Ey Necip Türk halkı birileri bizi her zaman
olduğu gibi gene bir güzel kandırıyor.
Kayseri pazarlığı yaptık dediler ya,
Kayserililer bu işin arkasını önünü anlayınca inanın bunları, zekalarına
hakaretten mahkemeye verir.
Hiçbir pazarlıkta ve hele uluslar arası
pazarlıklarda tüm elini göstermek, akıllı adam işi değildir.
Türk basını tarafından büyük başarı diye
yutturulan büyük Türk hamlesi ne biliyor musunuz?
Özetle şu: “Yunanistan’a, ister Suriyeli
olsun ister, Afganistan, Pakistan gibi ülkelerden olsun, yasal olmayan
yollardan gitmiş sığınmacıları biz geri alacağız. Karşılığında aynı sayıda
sığınmacıyı yasal yollardan Avrupa kabul edecek.
Ancak Davutoğlu, bu alicenaplığı karşısında
Türkiye’ye 2018’e kadar 3 milyar Euro
daha verilmesini, vizenin de Haziran’da kaldırılmasını, beş başlık açılarak
katılım sürecinin hızlandırılmasını istedi.
AB, kendi kontrolünde harcanması şartıyla,
para talebini kabul edebilir. Ancak diğer talepleri karşılaması mümkün
değildir.
Ne vizeyi kaldırır ve ne de beş başlığı
açar.
Davutoğlu’nun para dışındaki önerilerini
yerine getirmek, Türkiye’nin üyeliği
konusunda stratejik bir karar değişikliğine gidilmiş olması demektir.
AB evvelce de Türkiye’ye yaptığı vaatleri
çoğu zaman yerine getirmemiştir.
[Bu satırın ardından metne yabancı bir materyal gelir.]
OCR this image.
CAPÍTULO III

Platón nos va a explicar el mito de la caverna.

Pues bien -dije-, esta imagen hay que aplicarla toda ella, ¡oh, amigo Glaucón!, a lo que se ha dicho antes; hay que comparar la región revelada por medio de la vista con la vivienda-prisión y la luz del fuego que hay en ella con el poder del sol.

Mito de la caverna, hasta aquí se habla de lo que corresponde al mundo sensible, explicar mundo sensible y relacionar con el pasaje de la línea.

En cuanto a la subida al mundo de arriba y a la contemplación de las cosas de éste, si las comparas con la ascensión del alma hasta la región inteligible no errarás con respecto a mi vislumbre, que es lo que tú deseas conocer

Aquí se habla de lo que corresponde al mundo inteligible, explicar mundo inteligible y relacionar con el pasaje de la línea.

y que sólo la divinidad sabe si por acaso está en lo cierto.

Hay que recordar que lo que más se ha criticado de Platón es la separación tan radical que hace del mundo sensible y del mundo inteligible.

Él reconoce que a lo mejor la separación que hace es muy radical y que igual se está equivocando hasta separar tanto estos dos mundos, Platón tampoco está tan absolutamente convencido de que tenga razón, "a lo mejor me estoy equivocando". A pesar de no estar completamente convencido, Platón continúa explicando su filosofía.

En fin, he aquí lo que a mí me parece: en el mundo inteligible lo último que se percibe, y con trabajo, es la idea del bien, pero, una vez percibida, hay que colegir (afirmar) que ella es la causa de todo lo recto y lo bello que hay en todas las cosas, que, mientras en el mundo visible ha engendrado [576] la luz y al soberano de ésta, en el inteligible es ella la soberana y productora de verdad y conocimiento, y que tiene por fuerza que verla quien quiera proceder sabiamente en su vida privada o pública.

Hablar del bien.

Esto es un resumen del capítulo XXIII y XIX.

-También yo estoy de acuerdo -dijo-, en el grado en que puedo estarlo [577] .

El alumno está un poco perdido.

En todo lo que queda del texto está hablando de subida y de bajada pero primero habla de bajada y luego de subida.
Bu sadece mali alanda veya göçmenler konusunda
değil, üyelik süreci konusunda da böyle olmuştur.
Fransa ve Güney Kıbrıs Rum yönetiminin
koyduğu engeller nedeniyle süreç zaten fiilen işlemez durumda idi.
Daha bir iki gün evvel Fransa Devlet başkanı
vize konusunda 72 kıstasın yerine getirilmesi halinde vizenin kaldırılacağını
söyledi.
Güney Kıbrıs Rum kesimi gemi ve uçaklarına
hava alanlarımızı ve limanlarımızı açmadan onlar bu vize işine ne diyecekler.
Türk basının gözünden kaçırdığı en önemli
nokta Avrupa ve özellikle de Almanya’da bu bölgeden gelen sığınmacılara duyulan
tepki nedeniyle, Merkel, 13 Mart günü Almanya’nın üç eyaletinde yapılacak
Parlamento seçimlerini atlatana kadar Türkiye ile sığınmacılar konusunda bir gerginlik çıkartmak istemiyor.
Ahmet Davutoğlu ve yandaşları içerde nasıl
“zafer’den söz ediyorsa, daha doğrusu böyle bir algı operasyonu yapıyorsa,
Merkel ve destekçileri de, Davutoğlu’nun önerilerinin sadece sığınmacılara
ilişkin kısımlarını kendi kamuoyuna anlatıyor, ama Davutoğlu’nun diğer talepleri,
yani paketin tamamı anlatılmıyor. Paketin tamamı tartışılmaya başlandığında buradaki
taleplerin karşılanmasının en azından kısa dönemde imkansızlığı görülecek.
Nitekim, AB’den sorumlu ve Baş müzakereci
Volkan Bozkır’da Türkiye’nin önerisinin bir paket olduğunu toplu kabulü
gerektiğini, parçalanamıyacağını açıkladı.
Davutoğlu ve yandaşları, AB’nin bazı
taktiksel ön kabullerini, burada “stratejik zafer” naralarıyla Türk kamuoyuna satmak için şimdiden
önlemlerini almışlar,bu nedenle de basında büyük başarı hikayeleri anlatılıyor.
Ama AB ülkeleri arasında Türkiye’yle
varılacak mutabakat konusunda henüz ortak bir tutum bile tespit edilememiştir.
Daha birkaç gün evvel Merkel’in Maliye
Bakanı Schauble, BBC’ye verdiği demeçte “Türkiye’nin üyeliğine karşı
olduklarını” açıkladı.
O nedenle, Türk halkında AB konusunda yalan dolanla büyük beklentiler
yaratılmamalıdır.
.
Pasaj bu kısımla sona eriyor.